かつて盛んに喧伝された言葉を借りれば、いまの米国経済はゴルディロックス(適温経済)である。熱すぎればFRBが引き締めに動き、冷たすぎれば企業業績が崩れる。そのどちらでもない適温こそ、実は株高が最も長続きする最高の条件なのだ。
「熱狂」はなお続く―ピークは想定より先へ
足元では日経平均の上値追いが一服し、出遅れていたTOPIXが追いつく形で拡大したNT倍率の修正が起きつつある。それは相場の過熱を冷ましながら上昇を持続させる健全な調整である。米国では利上げ観測が一服し、日本では物色の裾野が広がる。上昇相場の寿命を延ばす条件が、日米同時に整いつつある。
無論、これからも、ハイパースケーラーのデータセンター投資は過剰なのではないか、メモリー価格は値崩れするのではないか等々、様々な疑念が蒸し返されて、そのたびにAI・半導体株は調整を迫られるだろう。しかし、それは相場がピークへと向かう過程で常に起こることだ。

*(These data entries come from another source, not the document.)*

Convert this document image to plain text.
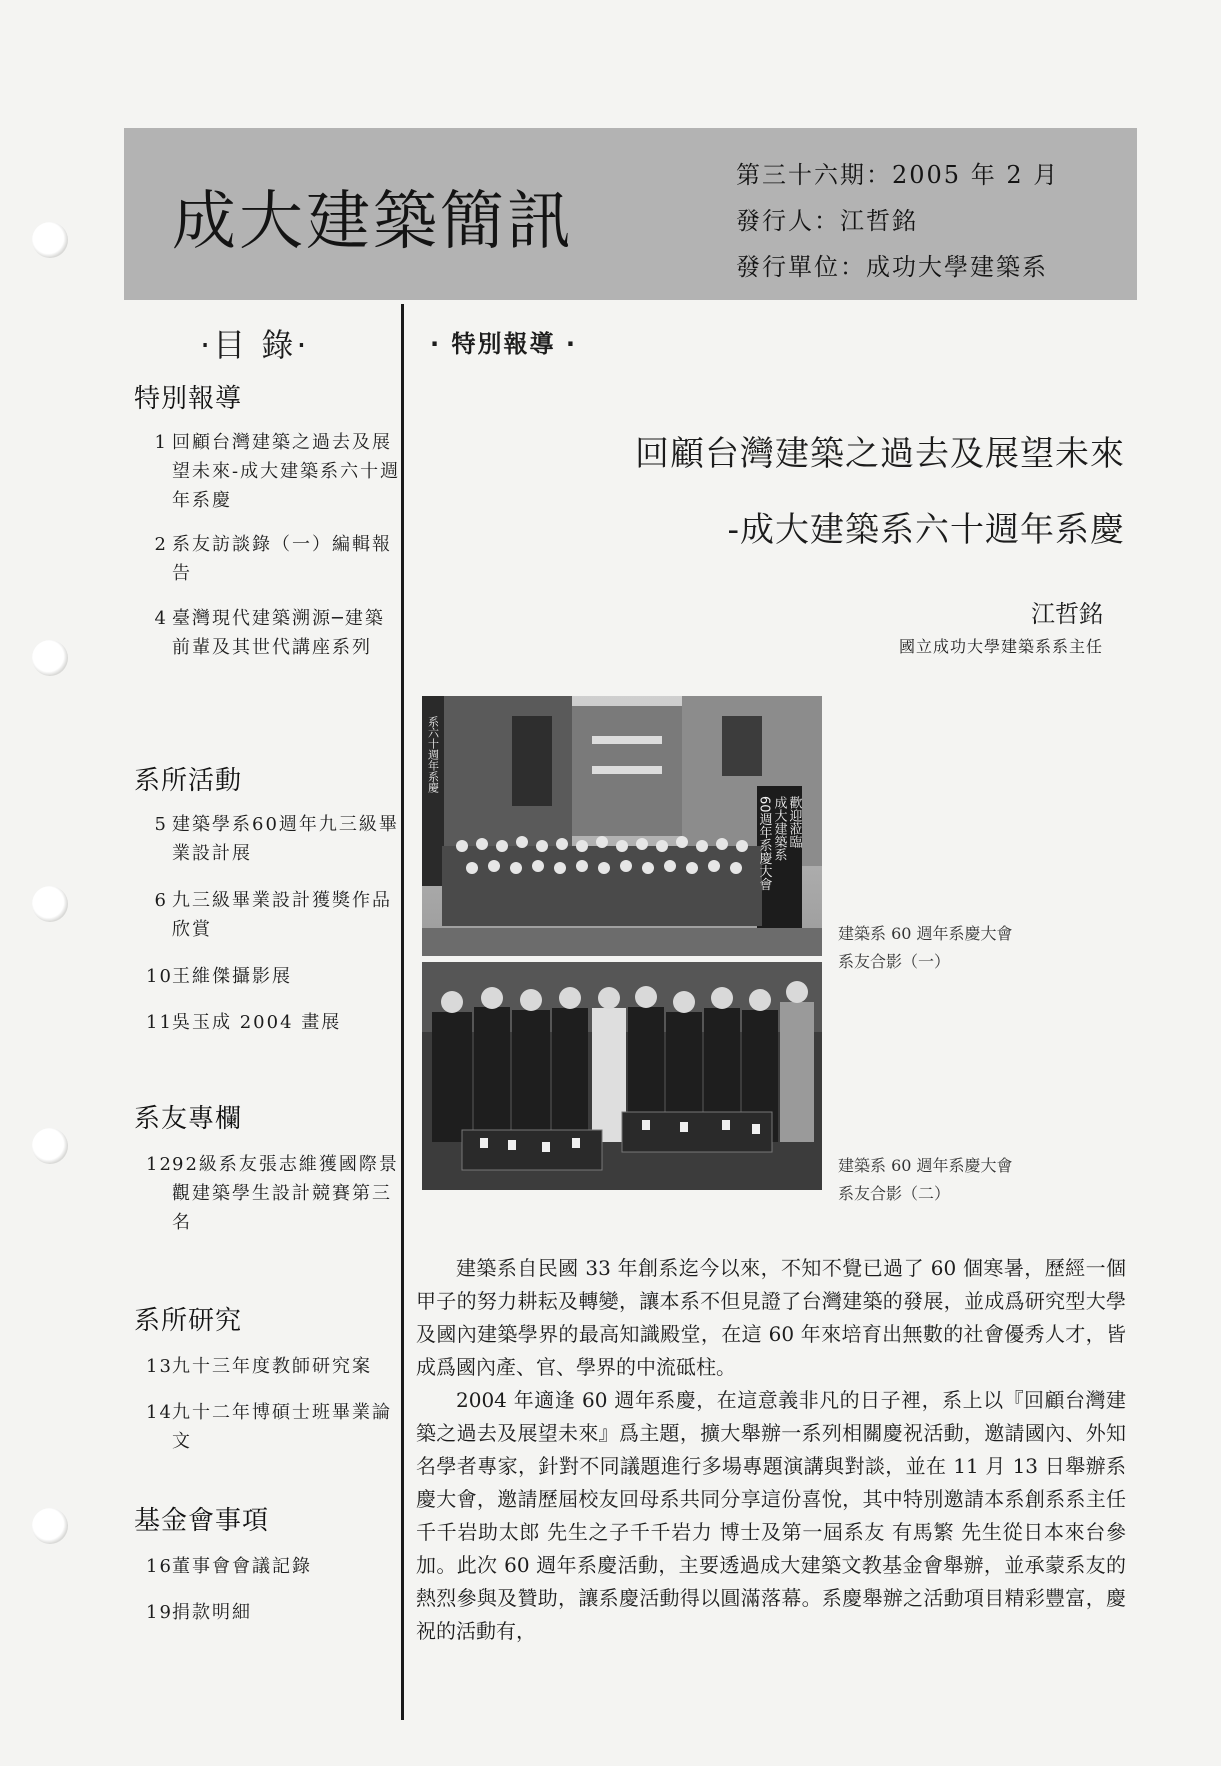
成大建築簡訊
第三十六期：2005 年 2 月
發行人：江哲銘
發行單位：成功大學建築系
·目 錄·
特別報導
1 回顧台灣建築之過去及展望未來-成大建築系六十週年系慶
2 系友訪談錄（一）編輯報告
4 臺灣現代建築溯源─建築前輩及其世代講座系列
系所活動
5 建築學系60週年九三級畢業設計展
6 九三級畢業設計獲獎作品欣賞
10 王維傑攝影展
11 吳玉成 2004 畫展
系友專欄
12 92級系友張志維獲國際景觀建築學生設計競賽第三名
系所研究
13 九十三年度教師研究案
14 九十二年博碩士班畢業論文
基金會事項
16 董事會會議記錄
19 捐款明細
· 特別報導 ·
回顧台灣建築之過去及展望未來
-成大建築系六十週年系慶
江哲銘
國立成功大學建築系系主任
系六十週年系慶
歡迎蒞臨
成大建築系
60週年系慶大會
建築系 60 週年系慶大會
系友合影（一）
建築系 60 週年系慶大會
系友合影（二）

建築系自民國 33 年創系迄今以來，不知不覺已過了 60 個寒暑，歷經一個甲子的努力耕耘及轉變，讓本系不但見證了台灣建築的發展，並成爲研究型大學及國內建築學界的最高知識殿堂，在這 60 年來培育出無數的社會優秀人才，皆成爲國內產、官、學界的中流砥柱。

2004 年適逢 60 週年系慶，在這意義非凡的日子裡，系上以『回顧台灣建築之過去及展望未來』爲主題，擴大舉辦一系列相關慶祝活動，邀請國內、外知名學者專家，針對不同議題進行多場專題演講與對談，並在 11 月 13 日舉辦系慶大會，邀請歷屆校友回母系共同分享這份喜悅，其中特別邀請本系創系系主任千千岩助太郎 先生之子千千岩力 博士及第一屆系友 有馬繁 先生從日本來台參加。此次 60 週年系慶活動，主要透過成大建築文教基金會舉辦，並承蒙系友的熱烈參與及贊助，讓系慶活動得以圓滿落幕。系慶舉辦之活動項目精彩豐富，慶祝的活動有，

6月19日のレポートでは「CAPEの推移とFEDの利上げ - この2つのパターンから考えて、2027年夏に今回の大相場が天井を打つ公算が高いと考える。ただ、逆に言えば、この『熱狂』があと1年以上は続く可能性もまた高いということだ。」と述べた。今回のレポートでこの見方を修正したい。「熱狂」が続く時期は、あと1年どころではないだろう。
ただし、この文章のあとに書いた一文、すなわち、「投資家は恐怖を感じながら、この先も『熱狂』の中を相場とともに駆け抜けていかなければならない」には修正は不要である。